The father character- he was fine while he was angry, once he started to cry, he was like the guy who played Himanshu Malik's dad in the Khwaahish movie!

Nikhum, being a dyslexic growing up was yet another avoidable cliche. And the whole deal where the teachers in the staff room take him to task because they heard singing and dancing in his classroom- haven't we seen that more than once (Dead Poet's society springs to mind, as does its Malayalam derivative with Mohanlal)

It was kind of gratifying to see that the review in Variety, the Hollywood magazine, picked on all these aspects.

OK, enough venting- time for lunch

Monday, January 07, 2008

 

Overrated

A couple of things I think are overrated in schools
a) Reading
b) Teaching arts and music

Reading
When did reading become this all-consuming obsession? "Read to your children everyday" they tell you starting with like age 1. "Have your child read for at least 20 minutes each day". You have incentives to read, targets to meet, forms to fill out detailing what you read and how many minutes you read- there is no end to it.

While a lot of school and college drop-outs and prematurely toothless hillbillies obviously didn't do enough reading, there is no cause-effect relationship here.

Most of the successful people I know and have met read very little apart from what is necessary for their job. They might read a sports column or two. They don't spend any of their spare time reading meaningful literature or having meaningful discussions. These are people who make a good living, have flush 401(K)'s, whose children's college funds are, well, funded, drive nice cars- in short meet most of the requirements for success in today's world.

So what is the need to obsess about reading? Yeah, if you like enjoy reading and prefer it to watching re-runs of Seinfeld, more power to you. But you are no better than someone who watches Seinfeld re-runs, so there.

Music and arts
School is for the 3 R's, reading, writing and 'rithmetic. The public school system should have no business using tax money to teach kids to play the violin or draw landscapes. Interested parents can do this outside of school on their own coin. For a person to succeed in life (for the vast majority of them, anyway) s/he needs to have the right education to get a job that pays a decent salary so they don't have to fret about money all the time. This kind of education involves letters and numbers not musical notes or paint palettes.

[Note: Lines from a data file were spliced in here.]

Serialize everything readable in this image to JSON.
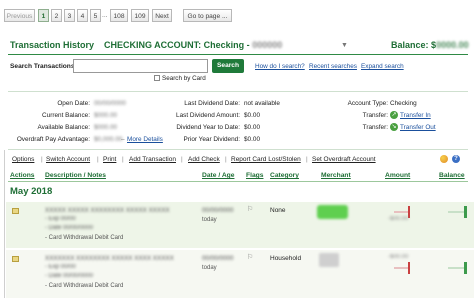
{
  "pagination": {
    "previous": "Previous",
    "pages": [
      "1",
      "2",
      "3",
      "4",
      "5"
    ],
    "ellipsis": "...",
    "later_pages": [
      "108",
      "109"
    ],
    "next": "Next",
    "goto": "Go to page ..."
  },
  "header": {
    "title": "Transaction History",
    "account_prefix": "CHECKING ACCOUNT: Checking -",
    "account_masked": "000000",
    "balance_label": "Balance:",
    "balance_value": "$",
    "balance_masked": "0000.00"
  },
  "search": {
    "label": "Search Transactions:",
    "placeholder": "",
    "button": "Search",
    "help_link": "How do I search?",
    "recent_link": "Recent searches",
    "expand_link": "Expand search",
    "by_card_label": "Search by Card"
  },
  "details": {
    "open_date_label": "Open Date:",
    "open_date_value": "00/00/0000",
    "current_balance_label": "Current Balance:",
    "current_balance_value": "$000.00",
    "available_balance_label": "Available Balance:",
    "available_balance_value": "$000.00",
    "overdraft_label": "Overdraft Pay Advantage:",
    "overdraft_value": "$0,000.00",
    "more_details": "More Details",
    "last_div_date_label": "Last Dividend Date:",
    "last_div_date_value": "not available",
    "last_div_amount_label": "Last Dividend Amount:",
    "last_div_amount_value": "$0.00",
    "div_ytd_label": "Dividend Year to Date:",
    "div_ytd_value": "$0.00",
    "prior_year_label": "Prior Year Dividend:",
    "prior_year_value": "$0.00",
    "account_type_label": "Account Type:",
    "account_type_value": "Checking",
    "transfer_label_1": "Transfer:",
    "transfer_in": "Transfer In",
    "transfer_label_2": "Transfer:",
    "transfer_out": "Transfer Out"
  },
  "options": {
    "items": [
      "Options",
      "Switch Account",
      "Print",
      "Add Transaction",
      "Add Check",
      "Report Card Lost/Stolen",
      "Set Overdraft Account"
    ]
  },
  "columns": {
    "actions": "Actions",
    "description": "Description / Notes",
    "date": "Date / Age",
    "flags": "Flags",
    "category": "Category",
    "merchant": "Merchant",
    "amount": "Amount",
    "balance": "Balance"
  },
  "month": "May 2018",
  "transactions": [
    {
      "description": "XXXXX XXXXX XXXXXXXX XXXXX XXXXX",
      "exp": "- Exp 00/00",
      "date_line": "- Date 00/00/0000",
      "card_line": "- Card Withdrawal Debit Card",
      "date": "00/00/0000",
      "age": "today",
      "category": "None",
      "merchant_color": "#5fcf4f"
    },
    {
      "description": "XXXXXXX XXXXXXXX XXXXX XXXX XXXXX",
      "exp": "- Exp 00/00",
      "date_line": "- Date 00/00/0000",
      "card_line": "- Card Withdrawal Debit Card",
      "date": "00/00/0000",
      "age": "today",
      "category": "Household",
      "merchant_color": "#d8d8d8"
    }
  ],
  "colors": {
    "accent": "#1e6e35",
    "search_button": "#1f7a3a",
    "row_highlight": "#eef5e8"
  }
}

Schools should focus on teaching their students what they can use in later life to go to college and find a job. Sure a minority of people get jobs in music and arts, but they can go to special schools for that.

Children get adequate exposure to music outside of school anyway, thru TV and radio and MP3 players. It is not as if they won't listen to music if they are not taught music in school. This is more than sufficient to spur their creativity.

All that guff about children in some inner-city schools who became better students because some violin teacher taught them- well if some maths teacher had come along and taught them addition, subtraction, multiplication and division, they would have been better equipped for later life. After all way more people need maths in their later life than violin classes.